彼が瞳を閉じている。彼女は枕元に腰かけ男の寝顔を見守っている。

不意に、彼がゆっくりと目を開いて、彼女を見上げた。彼女が不思議そうに見下ろす。

 

「どうかしたか?」

「……なんか、身体が、寒くて」

 

そう言って彼は布団から手を伸ばし、ベッドに着いていた彼女の手首を掴んだ。

その手は確かに冷たく汗ばんでいて、震えていた。

男の目はどうにか助けてほしいと彼女に縋っている。

 

反則が過ぎるのじゃ……。

 

という意味でため息を吐いた彼女は、

 

「すみません面倒をかけて」

 

と勘違いで反省する彼を差し置いて、彼の隣に横になり一緒に布団を被った。

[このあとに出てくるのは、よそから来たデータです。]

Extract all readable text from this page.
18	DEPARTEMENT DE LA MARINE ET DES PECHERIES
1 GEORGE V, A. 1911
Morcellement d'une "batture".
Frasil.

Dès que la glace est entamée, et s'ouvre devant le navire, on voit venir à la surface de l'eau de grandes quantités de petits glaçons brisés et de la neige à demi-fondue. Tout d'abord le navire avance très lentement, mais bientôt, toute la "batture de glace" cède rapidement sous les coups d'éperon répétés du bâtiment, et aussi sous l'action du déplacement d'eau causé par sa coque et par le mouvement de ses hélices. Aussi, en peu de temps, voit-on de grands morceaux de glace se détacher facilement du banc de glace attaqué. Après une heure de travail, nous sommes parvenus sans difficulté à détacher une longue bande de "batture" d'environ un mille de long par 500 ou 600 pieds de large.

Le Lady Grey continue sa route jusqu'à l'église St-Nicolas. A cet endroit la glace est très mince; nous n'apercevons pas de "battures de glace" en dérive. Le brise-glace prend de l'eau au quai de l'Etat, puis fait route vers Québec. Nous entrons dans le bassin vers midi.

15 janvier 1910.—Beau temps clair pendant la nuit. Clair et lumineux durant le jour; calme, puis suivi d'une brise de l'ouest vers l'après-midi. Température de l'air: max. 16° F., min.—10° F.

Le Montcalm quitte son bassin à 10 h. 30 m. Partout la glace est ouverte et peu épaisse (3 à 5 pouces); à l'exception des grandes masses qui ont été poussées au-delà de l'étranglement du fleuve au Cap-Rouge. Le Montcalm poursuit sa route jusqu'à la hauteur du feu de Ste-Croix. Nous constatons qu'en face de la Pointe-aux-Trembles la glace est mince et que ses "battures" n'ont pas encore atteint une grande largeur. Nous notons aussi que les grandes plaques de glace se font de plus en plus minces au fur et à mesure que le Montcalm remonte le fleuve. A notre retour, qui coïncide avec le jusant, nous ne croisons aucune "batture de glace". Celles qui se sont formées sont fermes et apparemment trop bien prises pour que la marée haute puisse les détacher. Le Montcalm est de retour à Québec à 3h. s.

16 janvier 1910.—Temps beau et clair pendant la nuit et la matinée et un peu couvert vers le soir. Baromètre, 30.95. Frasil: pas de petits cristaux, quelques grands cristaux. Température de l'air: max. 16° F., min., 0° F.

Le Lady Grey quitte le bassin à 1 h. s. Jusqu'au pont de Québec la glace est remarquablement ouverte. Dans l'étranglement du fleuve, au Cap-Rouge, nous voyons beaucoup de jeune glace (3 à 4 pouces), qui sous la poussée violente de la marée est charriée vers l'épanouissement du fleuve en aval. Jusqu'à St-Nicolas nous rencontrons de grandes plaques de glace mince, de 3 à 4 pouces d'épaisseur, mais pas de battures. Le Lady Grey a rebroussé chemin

そのまま、横になっている彼を後ろからぎゅっと抱きしめ、足と尻尾も彼の下半身に絡める。

 

「あれ、布団を増やしてくれるとかじゃ……」

「なんじゃ。嫌か?」

「嫌では」

「ならば、いいじゃろ」

「……風邪がうつるかも」

「儂はファイアードレイクじゃからな。風邪などに罹らん」

「…………そうですか」

「温かいじゃろ」

「………………気持ち良い」

「おやすみ」

「…………………………」

 

男はやがて寝息を立て始めた。

彼女は上がった口角を宥めるのに必死であった。